Lotteries Facing A Lack Of Millennial Interest
Meet Sarah Rogalsky, a 32-year old millennial living and working in Winnipeg. Sarah is no different from most other millennials in that she doesn’t consider playing the Lottery enough of an incentive to even buy her own ticket. In fact, according to Sarah, she has never purchased a ticket of her own. It’s much easier to toss in a few dollars every week as part of a Lottery pool at the office, and she only does this as its part of the social side of office life.
Sadly, as far as millennials go, Sarah Rogalsky is no exception. This age group in particular, has had multiple forms of entertainment and digital technology at their fingertips even before they were able to clutch a feeding bottle; let alone a Lottery ticket. As such, playing a game where the odds seem to be very much out of any individual’s reach due to the sheer number of combination possibilities, doesn’t even cross the mind, let alone act as an incentive.

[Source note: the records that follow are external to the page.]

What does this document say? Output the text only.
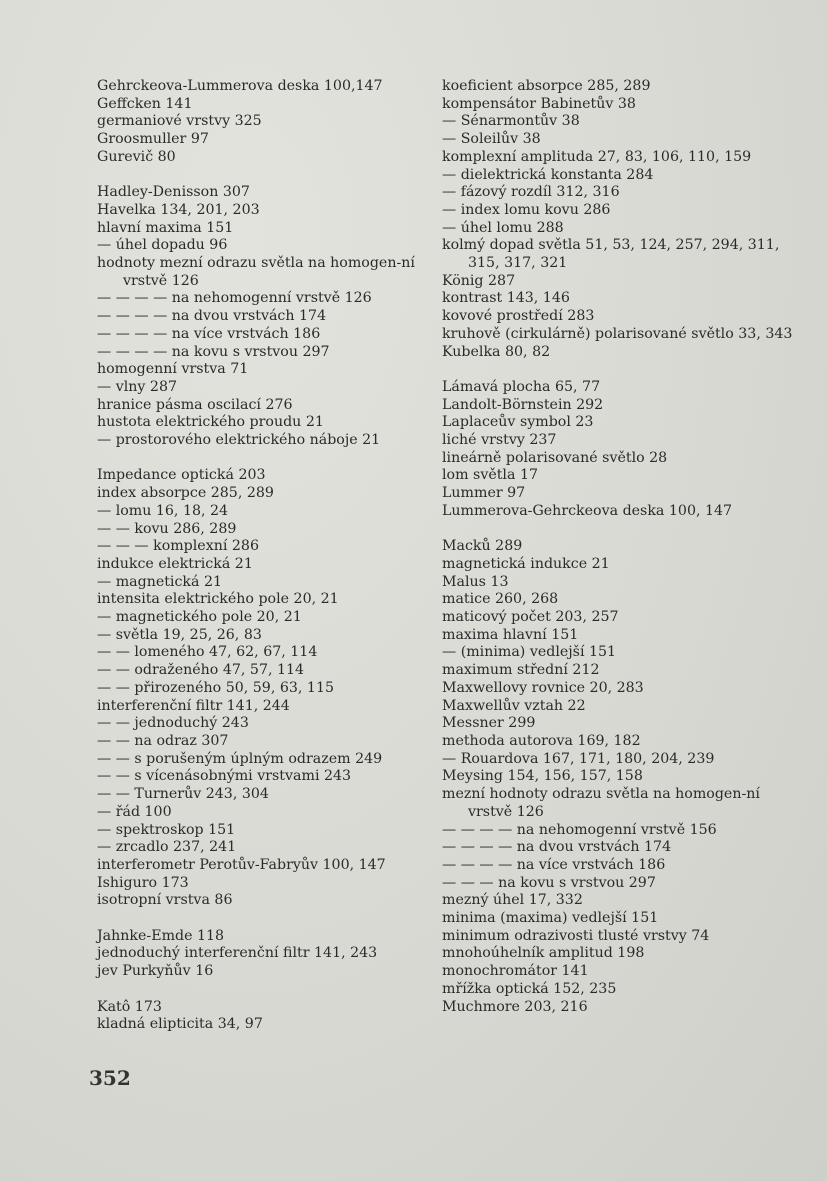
Gehrckeova-Lummerova deska 100,147
Geffcken 141
germaniové vrstvy 325
Groosmuller 97
Gurevič 80
Hadley-Denisson 307
Havelka 134, 201, 203
hlavní maxima 151
— úhel dopadu 96
hodnoty mezní odrazu světla na homogen-ní vrstvě 126
— — — — na nehomogenní vrstvě 126
— — — — na dvou vrstvách 174
— — — — na více vrstvách 186
— — — — na kovu s vrstvou 297
homogenní vrstva 71
— vlny 287
hranice pásma oscilací 276
hustota elektrického proudu 21
— prostorového elektrického náboje 21
Impedance optická 203
index absorpce 285, 289
— lomu 16, 18, 24
— — kovu 286, 289
— — — komplexní 286
indukce elektrická 21
— magnetická 21
intensita elektrického pole 20, 21
— magnetického pole 20, 21
— světla 19, 25, 26, 83
— — lomeného 47, 62, 67, 114
— — odraženého 47, 57, 114
— — přirozeného 50, 59, 63, 115
interferenční filtr 141, 244
— — jednoduchý 243
— — na odraz 307
— — s porušeným úplným odrazem 249
— — s vícenásobnými vrstvami 243
— — Turnerův 243, 304
— řád 100
— spektroskop 151
— zrcadlo 237, 241
interferometr Perotův-Fabryův 100, 147
Ishiguro 173
isotropní vrstva 86
Jahnke-Emde 118
jednoduchý interferenční filtr 141, 243
jev Purkyňův 16
Katô 173
kladná elipticita 34, 97
koeficient absorpce 285, 289
kompensátor Babinetův 38
— Sénarmontův 38
— Soleilův 38
komplexní amplituda 27, 83, 106, 110, 159
— dielektrická konstanta 284
— fázový rozdíl 312, 316
— index lomu kovu 286
— úhel lomu 288
kolmý dopad světla 51, 53, 124, 257, 294, 311, 315, 317, 321
König 287
kontrast 143, 146
kovové prostředí 283
kruhově (cirkulárně) polarisované světlo 33, 343
Kubelka 80, 82
Lámavá plocha 65, 77
Landolt-Börnstein 292
Laplaceův symbol 23
liché vrstvy 237
lineárně polarisované světlo 28
lom světla 17
Lummer 97
Lummerova-Gehrckeova deska 100, 147
Macků 289
magnetická indukce 21
Malus 13
matice 260, 268
maticový počet 203, 257
maxima hlavní 151
— (minima) vedlejší 151
maximum střední 212
Maxwellovy rovnice 20, 283
Maxwellův vztah 22
Messner 299
methoda autorova 169, 182
— Rouardova 167, 171, 180, 204, 239
Meysing 154, 156, 157, 158
mezní hodnoty odrazu světla na homogen-ní vrstvě 126
— — — — na nehomogenní vrstvě 156
— — — — na dvou vrstvách 174
— — — — na více vrstvách 186
— — — na kovu s vrstvou 297
mezný úhel 17, 332
minima (maxima) vedlejší 151
minimum odrazivosti tlusté vrstvy 74
mnohoúhelník amplitud 198
monochromátor 141
mřížka optická 152, 235
Muchmore 203, 216
352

But Lottery agencies have realized the nature of the monster that has reared its ugly head and are now trying to reverse the damage. And we daresay – not a minute too soon.
A Steady Decline All Over
According to the Western Canada Lottery Corp., the representative of the Prairie Provinces as well as the three Northern territories, there was a $150 million drop in Lottery ticket sales in a question of months. This figure was the official outcome when sales in 2016 were compared to sales in 2017. A very dramatic and concerning decline to say the least.
The Ontario Lottery and Gaming Corporation, ever diplomatic, has cited a diminishing core player base as being the root of the problem. This was the official statement issued by the corporation in its latest annual financial report.
Drastic Times And All That
Agencies have now taken matters into their own hands, involving everything from instant-scratch Lottery cards combined with a spinning wheel when the live draw takes place, to the installation of Lottery terminals at corner-cafés. Some provinces have even opened online gambling sites where players can engage in Lottery games that closely resemble typical online casino games. Anything just to spark an interest.
Professor Kelley Main, Head of the Marketing Department at the Asper School of Business at the University Manitoba, is of the opinion that it has everything to do with young adults who are just so used to having multiple entertainment options available at their every beck and call, that interacting with a Lottery ticket constructed entirely out of paper seems to resemble an activity from the dark ages.
The tech-battle rages on and the only thing left to do now is to adapt. Adapt or die.